BY TERUNO TAIRA, PHOTOGRAPHS BY YUKA FUJISAWA
肌がきれいな人に出会うと「どうせ遺伝でしょ?」と思う人も多いと聞くが、果たして本当にそうだろうか。確かに遺伝子はある程度の方向性を定めるが、同じ遺伝子をもつ双子であっても生活環境によってエイジングのサインは大きく変わる。肌の美しさを左右するのは遺伝子がすべてではない、というのが最近の美容界の定説だ。近年は、医学界の「エピジェネティクス」や「予測医学」の考えがスキンケアの開発にもさかんに取り入れられ始めている。

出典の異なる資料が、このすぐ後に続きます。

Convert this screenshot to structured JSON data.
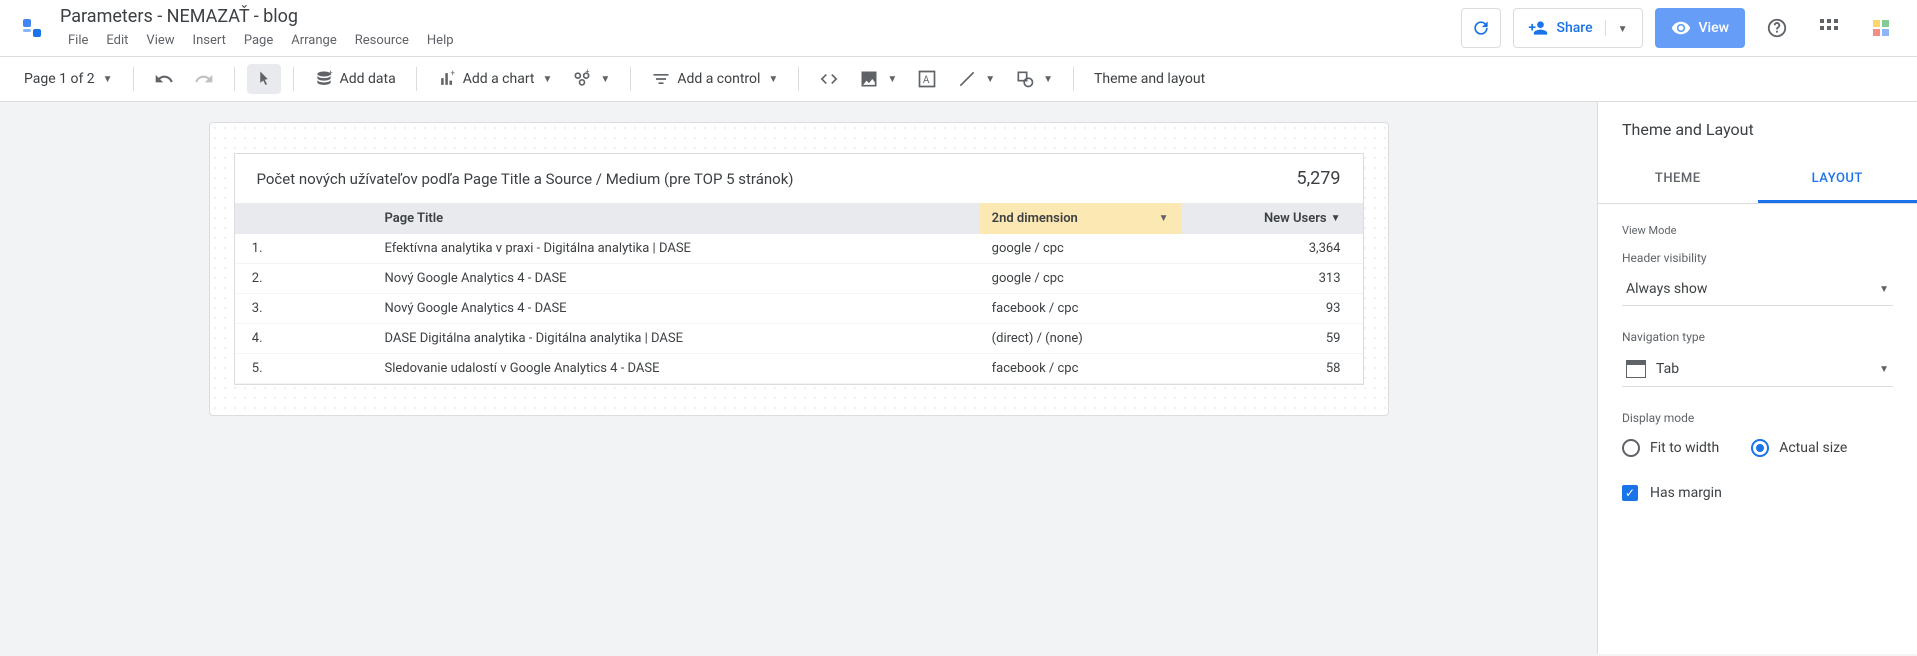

昨年末に驚いたのが、ランコムの高速タンパク質分析「エイジ エクスプローラー」についてのプレゼンテーションだった。大ヒット美容液、ジェニフィックの開発には肌の若さを決めるタンパク質を特定できたことが大いに役立ったという。ランコムが培ってきた、このタンパク質の変化に関する総括的な研究から生まれた「エイジ エクスプローラー」は、肌状態を分析し、その現状と傾向を明らかにする本格的なマシンだ。しかも、カウンセリングの時間を除けばほんの20分ほどの時間で済むというからさらに驚く。
この解析を実際に体験させてもらった。まずは、普段のお手入れや睡眠時間、喫煙習慣などライフスタイルに関する美容部員さんの質問に答えることからスタート。次に頬から下のメイクを落とし、6倍のズーム機能のついたコンパクトなカメラ型の「スキン プロファイラー」で目尻や頬、口元を撮影。その後、ゴム手袋を嵌めた手で小さなフィルム状のシールを肌に貼り付け、肌表面のタンパク質を自ら採取する。このあたり、海外ドラマでよく見る科学捜査官みたいでちょっとわくわく。